Rodríguez and García, along with María Argüelles, Raquel Catalá, Esther Noriega, Ofelia Radillo, Caridad Sánchez, Maria Josefa Vidaurreta, and Leonar Vizo, led the second national congress of the Democratic Federation of Cuban Women in September 1952, bringing together over 600 women. Both Rodríguez and García were elected to the Executive Committee of the WIDF in 1953. Rodríguez attended the WIDF Congress held that year in Copenhagen, as the vice president of the Democratic Federation of Cuban Women. She and Celia Machado gave an update on Cuban progress. Rodríguez was a signatory to a proclamation issued by the Popular Socialist Party, as the Cuban Communist Party was then called, condemning actions to prevent Guatemalan students from organizing a communist party in 1954. That year, she also attended the Conferência Latino-americana de mulheres (Latin American Conference of Women) held in Rio de Janeiro, Brazil. The conference was organized by the WIDF affiliate, the Federação de Mulheres do Brasil (Brazilian Women's Federation), to unite Latina women in their struggles for rights. WIDF organized the first Congreso Latinoamericano de Mujeres (Congress of Latin American Women) in November 1959. Rodríguez was one of the founders, and inaugural secretary, of the Unidad Femenina Revolucionaria (Feminine Revolutionary Unit) created in April 1959 by women in support of the Cuban Revolution. She served on the committee, led by Vilma Espín, that planned the Cuban delegation's activities for the congress, which was held in Santiago, Chile, although she did not personally attend the congress.

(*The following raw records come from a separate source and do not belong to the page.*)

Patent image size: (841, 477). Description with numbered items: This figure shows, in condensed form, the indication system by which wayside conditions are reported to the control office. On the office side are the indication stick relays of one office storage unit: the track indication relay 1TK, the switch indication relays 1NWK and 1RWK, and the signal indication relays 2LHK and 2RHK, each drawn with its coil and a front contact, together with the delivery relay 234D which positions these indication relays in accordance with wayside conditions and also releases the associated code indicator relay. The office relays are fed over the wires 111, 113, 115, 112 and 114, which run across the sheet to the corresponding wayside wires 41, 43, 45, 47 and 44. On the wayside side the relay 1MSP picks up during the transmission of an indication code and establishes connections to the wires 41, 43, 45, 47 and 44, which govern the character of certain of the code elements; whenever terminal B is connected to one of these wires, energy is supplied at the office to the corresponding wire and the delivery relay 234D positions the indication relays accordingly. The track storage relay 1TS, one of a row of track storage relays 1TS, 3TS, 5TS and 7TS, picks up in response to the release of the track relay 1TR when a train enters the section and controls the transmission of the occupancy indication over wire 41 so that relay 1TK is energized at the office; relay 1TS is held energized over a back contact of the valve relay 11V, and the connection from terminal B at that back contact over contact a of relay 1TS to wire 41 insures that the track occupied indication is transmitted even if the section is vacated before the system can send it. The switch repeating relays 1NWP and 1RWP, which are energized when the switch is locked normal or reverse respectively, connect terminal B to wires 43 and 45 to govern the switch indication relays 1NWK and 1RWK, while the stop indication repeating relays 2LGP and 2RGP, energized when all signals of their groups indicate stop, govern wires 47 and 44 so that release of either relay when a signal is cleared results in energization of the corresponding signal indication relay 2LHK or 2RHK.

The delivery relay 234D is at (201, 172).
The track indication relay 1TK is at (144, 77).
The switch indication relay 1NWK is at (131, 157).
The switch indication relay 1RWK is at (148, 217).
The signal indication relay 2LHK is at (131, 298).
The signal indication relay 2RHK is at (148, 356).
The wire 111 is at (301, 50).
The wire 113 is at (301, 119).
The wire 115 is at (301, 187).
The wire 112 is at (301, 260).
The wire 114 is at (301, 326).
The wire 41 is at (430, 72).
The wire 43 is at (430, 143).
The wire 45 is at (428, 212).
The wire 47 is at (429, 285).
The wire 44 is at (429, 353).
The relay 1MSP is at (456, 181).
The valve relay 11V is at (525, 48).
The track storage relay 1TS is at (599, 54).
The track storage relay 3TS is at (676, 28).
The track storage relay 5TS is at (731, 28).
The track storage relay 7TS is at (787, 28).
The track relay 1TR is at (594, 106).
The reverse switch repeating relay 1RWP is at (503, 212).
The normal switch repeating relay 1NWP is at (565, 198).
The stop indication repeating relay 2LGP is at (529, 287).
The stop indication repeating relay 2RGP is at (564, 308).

In 1960, Rodríguez was appointed to a civil service position in the Ministry of Labor. In May 1962, the Ministry first promoted her to a post with responsibility for international affairs, and the following December appointed her director of labor policy. She was one of the dignitaries who called for the 11th World Festival of Youth and Students to be held in Cuba. Their push for Cuba's selection began in 1965 with events supporting the 9th Festival hosted at the university and in theaters in Havana. Rodríguez was selected as one of 35 members of the Consejo Nacional de Juristas de Cuba (National Counsel of Cuban Jurists) in 1977, when the organization was inaugurated as a branch of the Asociación Americana de Juristas (American Association of Jurists). By the 1980s, she was serving as a legal advisor to the center for Cuban working people. Continuing to speak in support of the reunification of Korea, Rodríguez returned to North Korea in 1993, and at the invitation of President Kim Il Sung remained there from November through January 1994. In her book titled Korea Revisited after 40 Years, she presented what she had experienced. In 1998, her work was recognized with the distinction of honorary member of the Sociedad Cubana de Derecho Constitucional y Administrativo (Cuban Society of Constitutional and Administrative Law).

==Death and legacy==
In 2023, the Korean Central News Agency published an article remembering the friendship she had fostered between their country and Cuba during her lifetime.